Messing around with the first and second expressions and subtracting them from one another I am left with notion that $x = -r$

But based on everything I did in the first expression I don't see how that can come about......SOme help would be appreciated.

Answer 1

In an ellipse the sum of the distances from the foci is constant.

Traditionally we say that this distance is $2a.$ And $2a$ is also the length of the major axis.

The distance from focus to $(x,y) = (2a-r)$ is a direct consequence of the definition.

$\epsilon$ is not going to cancel out in the algebra. $\epsilon$ defines the shape of the ellipse, and $a$ defines the size. As $\epsilon$ approaches $1$ the ellipse becomes so stretched out that it cannot actually close and is, in fact, a parabola.

As $\epsilon$ approaches $0$ the foci move right next to each other and the figure becomes a circle.

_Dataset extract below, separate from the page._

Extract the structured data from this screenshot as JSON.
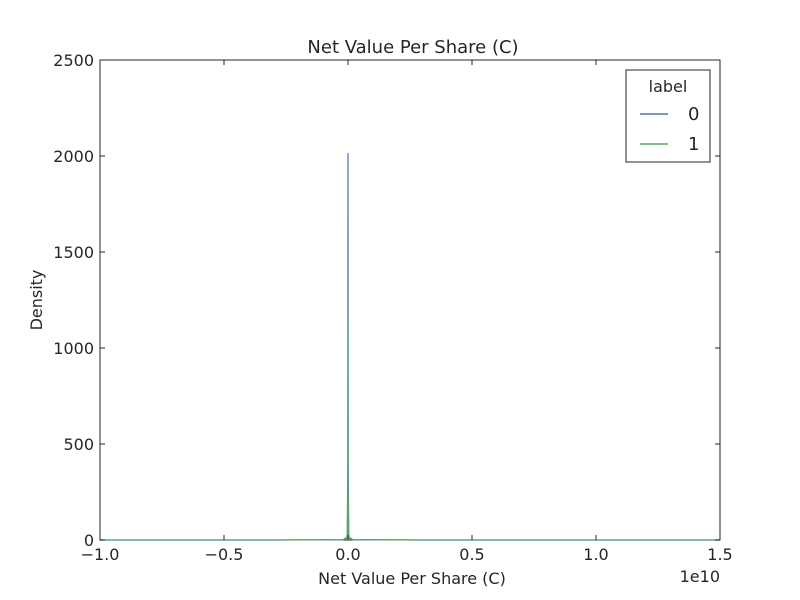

Where do you go from here?

$(x+2\epsilon a)^2 + y^2= (2a - r)^2\\ x^2 + y^2 + 4x\epsilon a = 4a^2 - 4ar + r^2\\ x^2 + y^2 = r^2\\ x\epsilon = a - r\\ x = r\cos \theta\\ r(\epsilon\cos\theta + 1) = a\\ r = \frac {a}{\epsilon\cos\theta + 1}$

Answer 2

In Spivak's derivation two things are Given:

1) sum of two distances $= 2a,$ a given property

2) distance to focus $d_{f-P}$

Required to come to Newton's polar form.

That is straight forward algebraic simplification.

LHS

$$ (2a-r)^2 = 4 a^2 +r^2 -4 a r = 4 a^2 --4 a r +x^2 +y^2 $$ RHS $$ x^2 + 4 \epsilon^2 a^2 - 4 \epsilon a x +y^2 $$

Cancel $(x^2+y^2)$ on either side

$$ a(1-\epsilon ^2)-r = -\epsilon x\quad p-r= - \epsilon x$$

or since $ x=r \cos \theta$ and first term is semi latus-rectum $p$, it results in polar form:

$$ \dfrac{p}{r}= 1- \epsilon \cos \theta $$